12. dalyons ◴[] No.41888291[source]
I agree but also I think I could be clearer about the key advantage of the distributed many dbs model… it’s that I don’t have to care if people are good at anything that you said :). If teams want to do dumb things with their schema, fine, that’s on them and they’ll have to deal with the consequences. If it matters, they’ll learn and get better. If they want to buy their way out of it with their latency and infra budget instead, that’s honestly fine too.

With many smaller databases owned separately, the blast radius of bad db decisions is small/local.

13. ttfkam ◴[] No.41905388{6}[source]
Contrary to intuition, bigint ends up only 25% smaller on disk than UUIDv7 and no improvement in speed. Honestly in 2024, 32-bit ints are generally a poor fit. Either the table is small enough to be considered a lookup table (16-bit int) or could grow to unknown bounds given enough time (64-bit int). Sequential ids are guessable (which could be a security issue), cannot be generated on the client, and can hinder sharding now that Postgres supports bidirectional replication (multiple writers).

https://ardentperf.com/2024/02/03/uuid-benchmark-war/

My PK preference in descending order: natural key if it makes sense and would speed up queries, 16-bit for unambiguous lookup tables with a hard finite limit of values, UUIDv7, 64-bit sequence, UUIDv4, and then finally 32-bit sequence.

UUIDv7 for performance, reasonable non-guessability, client-generation, and potential for sharding. 64-bit for cases that really need a sequence. UUIDv4 when randomness is required for security. 32-bit when there's a hard finite limit that can guaranteed to be below 2 billion even given the most optimistic of projections.

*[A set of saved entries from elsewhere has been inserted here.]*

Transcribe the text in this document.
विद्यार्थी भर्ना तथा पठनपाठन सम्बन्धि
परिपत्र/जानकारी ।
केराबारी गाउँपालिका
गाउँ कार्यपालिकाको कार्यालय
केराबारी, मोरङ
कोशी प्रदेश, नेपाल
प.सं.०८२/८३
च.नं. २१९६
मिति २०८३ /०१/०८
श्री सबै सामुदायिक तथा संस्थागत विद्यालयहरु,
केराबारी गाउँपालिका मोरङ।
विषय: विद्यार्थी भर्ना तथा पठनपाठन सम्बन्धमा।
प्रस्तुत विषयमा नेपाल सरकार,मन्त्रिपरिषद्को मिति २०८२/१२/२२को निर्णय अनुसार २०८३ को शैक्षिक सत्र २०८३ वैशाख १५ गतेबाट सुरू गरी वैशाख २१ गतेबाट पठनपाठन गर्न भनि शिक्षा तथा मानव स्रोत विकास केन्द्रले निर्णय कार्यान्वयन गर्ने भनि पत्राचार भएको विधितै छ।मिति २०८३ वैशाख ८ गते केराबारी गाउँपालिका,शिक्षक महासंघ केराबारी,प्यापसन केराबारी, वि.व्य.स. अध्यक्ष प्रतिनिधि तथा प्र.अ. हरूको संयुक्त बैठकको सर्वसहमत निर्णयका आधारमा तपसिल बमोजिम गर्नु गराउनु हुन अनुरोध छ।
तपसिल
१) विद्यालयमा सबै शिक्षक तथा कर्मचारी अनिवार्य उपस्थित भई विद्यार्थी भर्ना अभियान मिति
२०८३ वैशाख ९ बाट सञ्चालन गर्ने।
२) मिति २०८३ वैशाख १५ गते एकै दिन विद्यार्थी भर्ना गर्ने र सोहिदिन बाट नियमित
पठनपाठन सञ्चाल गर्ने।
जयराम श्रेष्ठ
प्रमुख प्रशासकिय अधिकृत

If the database is small, it doesn't matter. If it's large, it is 99.999% unlikely the primary key will be anything more than a rounding error in storage, access time, or cost. No one ever said, "We would have made payroll if only we had used 32-bit primary keys."

To really save space, extract the timestamp in the UUIDv7 and use an expression index to use as the creation date. Then you're not "wasting" any storage space. Personally I don't think the storage optimization is necessary. Premature optimization being evil and all that.